VCU Advertising

overall goal for vcu advertising
We have the opportunity to make a huge, positive impact on students’ lives and on the community. Inspire students to reach their full potential. Strive to provide the best ad education (for the money).

how to help students learnVCU_Advertising
The VCU Advertising curriculum favors:
• using hands-on learning over textbook learning.
• giving many opportunities for feedback instead of one or two big assignments.
• assessing learning on projects instead of using tests.
• sharpening thinking skills over technical skills.
• having a practical focus instead of theoretical focus.
• giving assignments that build on previous learning over knowledge pools.
• enforcing a rigorous program instead of a cakewalk.
• providing authentic challenges that are experienced in the profession instead of busy work.

grade with accuracy and fairness
We strive for excellence by creating a rigorous learning environment. Please set high standards, and you’ll see that the students will do impressive work. A good rule of thumb for grading is:
• 10 – 20% of the work will be exceptional = A.
• 15 – 25% of the work will be above average = B.
• 25 – 50% of the work will be average = C.
• 10 – 20% of the work will be below average = D.
•   0 – 10% of the work will be poor = F.

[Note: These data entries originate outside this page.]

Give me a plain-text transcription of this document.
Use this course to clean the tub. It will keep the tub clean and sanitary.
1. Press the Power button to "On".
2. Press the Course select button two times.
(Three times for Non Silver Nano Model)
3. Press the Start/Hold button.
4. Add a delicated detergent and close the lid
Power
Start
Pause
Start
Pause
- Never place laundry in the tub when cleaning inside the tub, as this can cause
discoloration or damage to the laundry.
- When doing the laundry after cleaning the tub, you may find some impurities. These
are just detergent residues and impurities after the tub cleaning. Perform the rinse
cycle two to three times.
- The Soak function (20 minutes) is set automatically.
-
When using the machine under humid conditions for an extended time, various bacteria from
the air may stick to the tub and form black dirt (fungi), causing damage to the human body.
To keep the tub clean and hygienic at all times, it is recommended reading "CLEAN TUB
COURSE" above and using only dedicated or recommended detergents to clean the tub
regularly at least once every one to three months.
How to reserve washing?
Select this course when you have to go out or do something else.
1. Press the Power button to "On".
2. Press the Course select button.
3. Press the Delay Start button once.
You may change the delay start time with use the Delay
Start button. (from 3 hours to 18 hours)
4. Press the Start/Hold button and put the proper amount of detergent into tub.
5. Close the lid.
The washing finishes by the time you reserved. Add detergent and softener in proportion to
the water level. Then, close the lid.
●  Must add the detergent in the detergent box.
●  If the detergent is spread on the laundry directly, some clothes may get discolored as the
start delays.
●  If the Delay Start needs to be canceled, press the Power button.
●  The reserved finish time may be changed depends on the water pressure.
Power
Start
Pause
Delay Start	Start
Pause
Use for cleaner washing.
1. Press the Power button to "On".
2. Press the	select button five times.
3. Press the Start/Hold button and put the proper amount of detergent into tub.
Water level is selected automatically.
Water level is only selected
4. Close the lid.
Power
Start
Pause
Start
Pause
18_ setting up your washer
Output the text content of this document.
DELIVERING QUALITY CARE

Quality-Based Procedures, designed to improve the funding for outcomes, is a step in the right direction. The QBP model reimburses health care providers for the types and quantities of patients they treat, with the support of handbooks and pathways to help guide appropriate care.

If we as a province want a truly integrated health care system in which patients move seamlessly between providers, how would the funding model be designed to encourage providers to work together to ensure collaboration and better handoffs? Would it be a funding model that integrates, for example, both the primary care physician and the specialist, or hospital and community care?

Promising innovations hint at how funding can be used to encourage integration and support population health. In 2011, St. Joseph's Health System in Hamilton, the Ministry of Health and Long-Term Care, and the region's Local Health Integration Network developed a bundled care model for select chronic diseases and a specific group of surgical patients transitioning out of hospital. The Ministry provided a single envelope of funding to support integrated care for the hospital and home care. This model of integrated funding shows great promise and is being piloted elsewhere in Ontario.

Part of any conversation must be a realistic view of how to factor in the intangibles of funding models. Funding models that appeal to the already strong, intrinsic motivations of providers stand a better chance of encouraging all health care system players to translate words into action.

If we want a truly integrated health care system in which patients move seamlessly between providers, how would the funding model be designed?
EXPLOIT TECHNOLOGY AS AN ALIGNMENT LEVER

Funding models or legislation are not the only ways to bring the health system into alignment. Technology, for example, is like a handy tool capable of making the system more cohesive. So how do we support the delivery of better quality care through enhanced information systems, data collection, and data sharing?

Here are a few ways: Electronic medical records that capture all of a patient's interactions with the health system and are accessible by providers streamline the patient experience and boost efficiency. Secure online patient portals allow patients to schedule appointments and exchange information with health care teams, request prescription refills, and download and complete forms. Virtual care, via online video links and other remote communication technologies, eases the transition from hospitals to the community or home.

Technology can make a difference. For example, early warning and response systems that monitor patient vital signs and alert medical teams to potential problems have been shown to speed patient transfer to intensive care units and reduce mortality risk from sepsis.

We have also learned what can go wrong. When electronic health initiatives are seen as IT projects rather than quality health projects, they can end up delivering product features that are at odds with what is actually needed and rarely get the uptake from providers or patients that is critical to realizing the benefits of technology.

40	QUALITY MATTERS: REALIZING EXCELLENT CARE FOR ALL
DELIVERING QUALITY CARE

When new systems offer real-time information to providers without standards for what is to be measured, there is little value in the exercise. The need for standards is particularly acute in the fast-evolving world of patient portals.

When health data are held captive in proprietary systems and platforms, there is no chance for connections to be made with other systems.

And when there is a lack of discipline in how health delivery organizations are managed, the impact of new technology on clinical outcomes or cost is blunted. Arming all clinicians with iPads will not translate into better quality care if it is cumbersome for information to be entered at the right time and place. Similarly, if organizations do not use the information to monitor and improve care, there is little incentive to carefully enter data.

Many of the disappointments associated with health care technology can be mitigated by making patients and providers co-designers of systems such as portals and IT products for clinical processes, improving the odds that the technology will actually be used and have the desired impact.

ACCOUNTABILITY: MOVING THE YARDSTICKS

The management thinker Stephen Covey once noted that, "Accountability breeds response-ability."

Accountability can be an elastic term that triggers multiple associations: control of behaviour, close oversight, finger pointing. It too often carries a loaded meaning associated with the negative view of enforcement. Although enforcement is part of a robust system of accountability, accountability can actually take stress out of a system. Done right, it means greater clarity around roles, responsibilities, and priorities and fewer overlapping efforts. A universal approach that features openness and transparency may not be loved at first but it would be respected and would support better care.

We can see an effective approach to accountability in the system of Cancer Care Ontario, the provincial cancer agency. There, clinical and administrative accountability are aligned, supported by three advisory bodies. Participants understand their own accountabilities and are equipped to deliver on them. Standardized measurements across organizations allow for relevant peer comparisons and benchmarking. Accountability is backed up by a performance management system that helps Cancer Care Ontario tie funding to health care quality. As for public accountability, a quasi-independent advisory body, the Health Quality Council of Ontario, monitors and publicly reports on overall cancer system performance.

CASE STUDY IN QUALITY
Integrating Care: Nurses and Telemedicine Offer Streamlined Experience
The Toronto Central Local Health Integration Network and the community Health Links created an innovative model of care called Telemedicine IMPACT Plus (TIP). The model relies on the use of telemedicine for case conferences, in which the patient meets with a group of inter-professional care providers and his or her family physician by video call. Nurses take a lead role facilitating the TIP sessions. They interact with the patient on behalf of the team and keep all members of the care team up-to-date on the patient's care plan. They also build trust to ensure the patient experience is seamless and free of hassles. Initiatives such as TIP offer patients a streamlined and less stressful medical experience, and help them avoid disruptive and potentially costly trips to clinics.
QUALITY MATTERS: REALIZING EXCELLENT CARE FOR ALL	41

mark your calendar for success
Before Day 1:  Design the course. Write the syllabus. Develop the course calendar (search “vcu academic calendar” for days the university is closed). Create the assignments.
Day 1 or before:  Distribute the syllabus. Blackboard makes it easy — no need to print multiple copies of the syllabus. Email the syllabus to Francis Lynch (in the MASC main office) at She needs to keep a copy.
Week 4:  In class, talk about why the course is important. Discuss the design of the course and what students should learn in the class. Show how the course connects with the profession and with the rest of the VCU Ad curriculum. Tell your story (your learning experiences, your day-to-day professional life, your passions, and your avocations).
Week 6:  Reach out to students who are not engaged in the course. Encourage them to have a dialogue with you. Show that you care about them and their success.
Week 8:  The midpoint. Ask for anonymous feedback on the course and your teaching of it. Find out what students like and what is most challenging. See what things students want to learn.
Week 14:  Ask students to reflect on the course. What unexpected things did they learn?  What was most valuable? What was the least useful? What was most challenging? How will they use the learning in the future? Discuss these things with the class.
Week 15:  Celebrate the successes of the experience. Check the VCU academic calendar for when grades are due on eServices.